Author – Chris Cooper, Security Consultant at SureCloud
Web application security is finally catching up with the threat landscape in which it is situated. Common vulnerabilities have been identified and are being fixed. The industry has generally adopted the Open Web Application Security Project (OWASP) Top 10, a list of the most critical web application security risks and the steps needed to mediate them. The most recognisable flaws at the highest rungs of this list are in decline, and when they are identified, developers fix them.
Awareness is growing – but it is not equal everywhere. In areas where awareness is poor, developers are more likely to make mistakes and are weaker at responding to them. This means that rather than focusing all our attention on the weaknesses we already understand, we must start talking more about the ones we don’t. Here are three of the major ones to consider.
Cross-site request forgery (CSRF) is perhaps the most common high-severity flaw in web applications today, and the most poorly understood.
CSRF attacks work when a user is tricked into sending a request that makes a change on the vulnerable web application. The server assumes that, because the request was received from the victim’s browser, that they genuinely initiated it. In actuality, it might have been initiated by a malicious website that they were lured onto, a crafted link that they followed, or an image they loaded in an email.
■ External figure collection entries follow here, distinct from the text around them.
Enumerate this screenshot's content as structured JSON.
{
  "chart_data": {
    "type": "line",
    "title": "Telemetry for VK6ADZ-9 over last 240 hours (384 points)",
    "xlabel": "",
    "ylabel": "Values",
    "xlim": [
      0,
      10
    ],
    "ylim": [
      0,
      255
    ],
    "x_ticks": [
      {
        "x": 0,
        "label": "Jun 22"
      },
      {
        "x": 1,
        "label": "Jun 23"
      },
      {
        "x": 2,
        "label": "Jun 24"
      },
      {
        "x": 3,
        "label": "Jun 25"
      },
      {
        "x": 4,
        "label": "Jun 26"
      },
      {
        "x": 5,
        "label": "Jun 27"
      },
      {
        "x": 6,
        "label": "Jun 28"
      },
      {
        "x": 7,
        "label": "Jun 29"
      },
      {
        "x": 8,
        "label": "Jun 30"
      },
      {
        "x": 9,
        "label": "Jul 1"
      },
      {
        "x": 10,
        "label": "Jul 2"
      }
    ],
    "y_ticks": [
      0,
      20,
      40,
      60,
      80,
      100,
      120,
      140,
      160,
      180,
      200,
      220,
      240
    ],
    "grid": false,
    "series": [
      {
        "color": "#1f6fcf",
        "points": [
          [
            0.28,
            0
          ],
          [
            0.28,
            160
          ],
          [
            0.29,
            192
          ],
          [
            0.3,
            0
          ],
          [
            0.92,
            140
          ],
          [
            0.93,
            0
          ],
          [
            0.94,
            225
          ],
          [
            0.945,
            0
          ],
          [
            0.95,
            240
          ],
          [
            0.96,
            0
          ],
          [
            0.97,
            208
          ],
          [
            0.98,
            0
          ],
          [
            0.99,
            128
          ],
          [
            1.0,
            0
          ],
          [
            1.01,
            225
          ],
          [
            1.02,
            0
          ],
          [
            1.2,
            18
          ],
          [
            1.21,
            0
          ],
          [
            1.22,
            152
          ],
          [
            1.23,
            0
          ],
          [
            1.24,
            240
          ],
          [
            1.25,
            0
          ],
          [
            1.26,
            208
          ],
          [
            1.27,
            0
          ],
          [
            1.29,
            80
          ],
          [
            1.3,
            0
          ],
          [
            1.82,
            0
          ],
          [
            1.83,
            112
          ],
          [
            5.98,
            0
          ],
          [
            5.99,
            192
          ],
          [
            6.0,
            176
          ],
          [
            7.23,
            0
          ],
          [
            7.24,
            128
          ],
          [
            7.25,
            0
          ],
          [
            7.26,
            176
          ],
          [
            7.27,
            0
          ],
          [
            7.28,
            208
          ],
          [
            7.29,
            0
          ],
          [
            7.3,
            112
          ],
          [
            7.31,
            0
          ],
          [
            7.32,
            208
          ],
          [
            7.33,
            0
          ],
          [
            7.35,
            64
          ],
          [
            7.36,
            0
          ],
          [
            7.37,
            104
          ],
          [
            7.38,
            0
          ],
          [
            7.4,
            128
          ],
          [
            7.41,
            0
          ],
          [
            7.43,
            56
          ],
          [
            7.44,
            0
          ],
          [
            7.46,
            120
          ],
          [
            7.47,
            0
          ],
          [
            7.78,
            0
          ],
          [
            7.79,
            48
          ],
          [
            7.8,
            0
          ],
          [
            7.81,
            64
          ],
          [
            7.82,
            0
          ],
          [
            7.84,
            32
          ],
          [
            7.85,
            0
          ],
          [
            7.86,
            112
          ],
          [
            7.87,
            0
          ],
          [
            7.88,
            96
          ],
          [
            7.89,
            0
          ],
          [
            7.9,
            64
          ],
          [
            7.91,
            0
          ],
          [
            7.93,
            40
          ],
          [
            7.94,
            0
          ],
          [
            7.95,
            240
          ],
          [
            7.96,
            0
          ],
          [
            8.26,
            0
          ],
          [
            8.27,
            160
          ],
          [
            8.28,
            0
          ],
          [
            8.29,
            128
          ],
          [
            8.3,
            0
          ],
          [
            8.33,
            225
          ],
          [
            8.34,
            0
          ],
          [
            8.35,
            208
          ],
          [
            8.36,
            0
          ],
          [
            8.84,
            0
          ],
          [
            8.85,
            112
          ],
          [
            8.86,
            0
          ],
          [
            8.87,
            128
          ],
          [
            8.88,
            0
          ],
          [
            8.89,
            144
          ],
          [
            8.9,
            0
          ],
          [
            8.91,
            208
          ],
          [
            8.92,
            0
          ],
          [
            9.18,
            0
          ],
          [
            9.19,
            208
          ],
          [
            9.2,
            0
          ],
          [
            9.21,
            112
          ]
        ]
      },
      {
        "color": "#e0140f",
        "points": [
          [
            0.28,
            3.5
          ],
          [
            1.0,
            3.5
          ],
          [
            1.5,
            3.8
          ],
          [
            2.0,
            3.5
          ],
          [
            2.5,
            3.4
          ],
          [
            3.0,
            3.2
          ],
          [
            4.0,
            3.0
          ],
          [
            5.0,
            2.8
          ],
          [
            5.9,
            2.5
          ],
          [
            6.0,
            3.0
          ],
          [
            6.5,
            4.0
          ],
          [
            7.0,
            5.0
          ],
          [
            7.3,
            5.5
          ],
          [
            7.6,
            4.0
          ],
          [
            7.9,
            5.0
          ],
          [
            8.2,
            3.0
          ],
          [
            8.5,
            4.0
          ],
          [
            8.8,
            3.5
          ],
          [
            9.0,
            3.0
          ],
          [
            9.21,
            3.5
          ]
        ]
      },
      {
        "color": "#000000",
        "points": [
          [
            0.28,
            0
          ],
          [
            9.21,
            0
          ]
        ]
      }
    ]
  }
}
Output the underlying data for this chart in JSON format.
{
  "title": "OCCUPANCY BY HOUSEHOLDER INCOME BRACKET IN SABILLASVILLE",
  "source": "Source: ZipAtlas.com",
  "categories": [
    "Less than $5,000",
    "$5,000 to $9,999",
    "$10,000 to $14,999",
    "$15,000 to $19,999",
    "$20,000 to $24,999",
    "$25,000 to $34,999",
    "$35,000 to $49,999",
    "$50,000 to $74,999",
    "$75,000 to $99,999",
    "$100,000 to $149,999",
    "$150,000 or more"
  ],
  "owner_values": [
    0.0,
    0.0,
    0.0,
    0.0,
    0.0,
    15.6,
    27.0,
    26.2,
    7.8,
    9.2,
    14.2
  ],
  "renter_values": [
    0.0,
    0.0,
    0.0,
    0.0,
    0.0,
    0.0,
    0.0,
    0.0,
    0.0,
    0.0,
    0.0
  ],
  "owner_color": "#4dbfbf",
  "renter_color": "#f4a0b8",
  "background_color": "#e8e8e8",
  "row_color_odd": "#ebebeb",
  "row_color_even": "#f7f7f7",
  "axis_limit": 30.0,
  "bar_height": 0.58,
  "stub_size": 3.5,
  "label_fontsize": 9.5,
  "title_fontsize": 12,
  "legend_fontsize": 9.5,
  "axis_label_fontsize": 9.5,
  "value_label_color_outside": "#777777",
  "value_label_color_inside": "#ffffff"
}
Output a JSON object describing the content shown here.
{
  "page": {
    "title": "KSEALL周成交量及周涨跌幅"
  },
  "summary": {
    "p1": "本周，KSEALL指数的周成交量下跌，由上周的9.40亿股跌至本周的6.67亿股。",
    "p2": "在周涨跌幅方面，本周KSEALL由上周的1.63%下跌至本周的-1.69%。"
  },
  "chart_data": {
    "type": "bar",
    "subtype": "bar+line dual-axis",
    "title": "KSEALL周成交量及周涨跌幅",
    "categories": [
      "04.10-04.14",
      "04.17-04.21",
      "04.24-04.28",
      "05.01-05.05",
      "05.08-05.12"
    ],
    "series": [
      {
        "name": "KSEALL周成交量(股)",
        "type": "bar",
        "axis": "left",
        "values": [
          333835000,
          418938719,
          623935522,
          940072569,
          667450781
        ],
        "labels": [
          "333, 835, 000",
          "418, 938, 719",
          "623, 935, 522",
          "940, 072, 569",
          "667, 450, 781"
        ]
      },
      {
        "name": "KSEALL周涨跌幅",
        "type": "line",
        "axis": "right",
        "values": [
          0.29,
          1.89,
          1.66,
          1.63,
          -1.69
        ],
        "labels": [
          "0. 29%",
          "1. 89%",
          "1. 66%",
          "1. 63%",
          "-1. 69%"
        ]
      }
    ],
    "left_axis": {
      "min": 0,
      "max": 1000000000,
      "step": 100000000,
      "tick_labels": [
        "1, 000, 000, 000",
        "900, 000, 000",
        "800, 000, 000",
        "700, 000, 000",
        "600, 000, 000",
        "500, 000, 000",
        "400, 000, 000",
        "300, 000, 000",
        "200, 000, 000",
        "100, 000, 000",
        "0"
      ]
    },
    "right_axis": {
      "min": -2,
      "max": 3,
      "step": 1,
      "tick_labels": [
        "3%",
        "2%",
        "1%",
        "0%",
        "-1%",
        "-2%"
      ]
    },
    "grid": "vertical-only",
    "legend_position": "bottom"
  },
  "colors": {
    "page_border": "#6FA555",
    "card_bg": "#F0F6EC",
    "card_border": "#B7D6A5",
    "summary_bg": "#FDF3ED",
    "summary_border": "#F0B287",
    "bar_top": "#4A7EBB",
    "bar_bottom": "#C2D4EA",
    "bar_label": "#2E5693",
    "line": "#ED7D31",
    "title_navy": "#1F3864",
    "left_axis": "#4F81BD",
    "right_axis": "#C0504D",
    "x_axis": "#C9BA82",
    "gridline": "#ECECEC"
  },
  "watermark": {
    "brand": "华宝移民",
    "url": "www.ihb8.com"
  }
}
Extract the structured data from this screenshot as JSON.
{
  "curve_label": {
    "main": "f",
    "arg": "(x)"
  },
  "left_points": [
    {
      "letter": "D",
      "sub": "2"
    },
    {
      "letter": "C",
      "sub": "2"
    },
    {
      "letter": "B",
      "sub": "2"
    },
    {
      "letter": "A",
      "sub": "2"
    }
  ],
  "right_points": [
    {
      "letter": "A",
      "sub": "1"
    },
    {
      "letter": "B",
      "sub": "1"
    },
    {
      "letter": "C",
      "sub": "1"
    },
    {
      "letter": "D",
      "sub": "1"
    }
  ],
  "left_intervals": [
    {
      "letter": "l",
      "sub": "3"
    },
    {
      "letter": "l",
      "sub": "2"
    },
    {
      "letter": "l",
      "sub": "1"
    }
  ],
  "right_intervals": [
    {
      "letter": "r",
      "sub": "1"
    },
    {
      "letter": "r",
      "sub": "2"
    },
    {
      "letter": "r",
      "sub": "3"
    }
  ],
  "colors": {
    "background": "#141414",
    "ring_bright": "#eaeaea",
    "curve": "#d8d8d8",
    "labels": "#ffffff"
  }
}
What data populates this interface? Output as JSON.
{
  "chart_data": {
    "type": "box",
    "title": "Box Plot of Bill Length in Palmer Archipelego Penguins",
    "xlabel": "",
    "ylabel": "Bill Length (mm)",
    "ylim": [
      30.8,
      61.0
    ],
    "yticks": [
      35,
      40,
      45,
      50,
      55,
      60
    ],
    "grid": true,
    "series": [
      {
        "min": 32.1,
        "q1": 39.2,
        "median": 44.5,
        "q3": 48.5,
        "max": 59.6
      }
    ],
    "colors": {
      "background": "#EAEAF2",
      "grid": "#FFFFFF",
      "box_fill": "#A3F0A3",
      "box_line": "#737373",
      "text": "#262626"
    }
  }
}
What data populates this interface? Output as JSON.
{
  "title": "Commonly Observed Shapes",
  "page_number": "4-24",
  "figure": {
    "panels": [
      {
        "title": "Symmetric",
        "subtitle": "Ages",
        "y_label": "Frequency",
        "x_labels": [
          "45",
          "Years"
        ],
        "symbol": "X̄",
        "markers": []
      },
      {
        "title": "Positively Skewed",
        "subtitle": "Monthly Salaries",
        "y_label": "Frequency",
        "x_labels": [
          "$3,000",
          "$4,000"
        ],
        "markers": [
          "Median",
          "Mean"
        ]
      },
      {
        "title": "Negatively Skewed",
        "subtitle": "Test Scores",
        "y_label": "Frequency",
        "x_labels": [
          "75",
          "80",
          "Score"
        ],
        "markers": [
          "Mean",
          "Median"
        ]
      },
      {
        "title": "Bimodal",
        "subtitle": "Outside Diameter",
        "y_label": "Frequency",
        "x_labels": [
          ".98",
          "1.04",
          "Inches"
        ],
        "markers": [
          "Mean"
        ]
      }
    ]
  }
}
When an application is vulnerable, it can often be leveraged to take any action on behalf of the user. This depends on the application in question, but it might include changing their login details or triggering a money transfer to the attacker.
The only way to prevent this is to allow the application to tell the difference between a genuine request initiated by the user, and a crafted request from an attacker. The most highly recommended method is the use of a synchroniser token.
The attacker can only craft an effective request if they know beforehand all the information that needs to be submitted. If every ‘action’ on the application requires a secret token to be submitted alongside it, one that is tied to the user’s session, any request crafted by an attacker will fail as long as they don’t know the user’s token.
DOM-Based XSS – cross-site scripting that occurs in the client-side document object model – is another issue that is becoming more frequent, yet doesn’t receive a great deal of press. The exploitability and impact of this issue is very similar to regular cross-site scripting, which is significant when you consider that the cause and resolution of the vulnerability occur in an entirely different place. In other words, an awareness of regular cross-site scripting does very little to help prevent or control this otherwise related issue.
The source input could, for instance, be part of the URL, a cookie, or a value reflected by the server. The payload might be able to read data from the page and leak it to an attacker, modify the page to trick the user, or a host of other potential XSS outcomes.
Business logic flaws vary significantly, which makes them more difficult to define and understand. This type of issue generally permits an attacker to manipulate the logic of an application – using it in a way that was not intended by the developer. Preventing and testing for these kinds of flaws requires an in-depth exploration of the application’s processes, and what can happen if the workflow is subverted.
A business logic flaw might, for example, allow a user of an ecommerce site to begin transactions and earn loyalty points without ever actually completing a purchase, or to apply a 10% discount code to their order multiple times when it should only be allowed once.
Oversights like this are relatively common, and combating them is harder. Most other types of vulnerability are very closed, with a set of well-defined characteristics and behaviours. Business logic flaws are extremely open-ended by comparison.
This makes discussion all the more important, since we all have to understand a very wide range of potential scenarios in order to build a better picture of what these issues might look like, and what we can do to prevent them.
These are only a minor subset of the major web application flaws that aren’t receiving enough airtime – there are plenty of others. While the industry continues to focus on the few, it will allow these outliers to slip into critical applications that power businesses, governments, and everyday Internet consumers.
It is critical that the web application industry takes a closer look at the content covered by OWASP, considers in detail relevant research conducted by security firms, and gets talking about the wider web security landscape, sharing critical knowledge.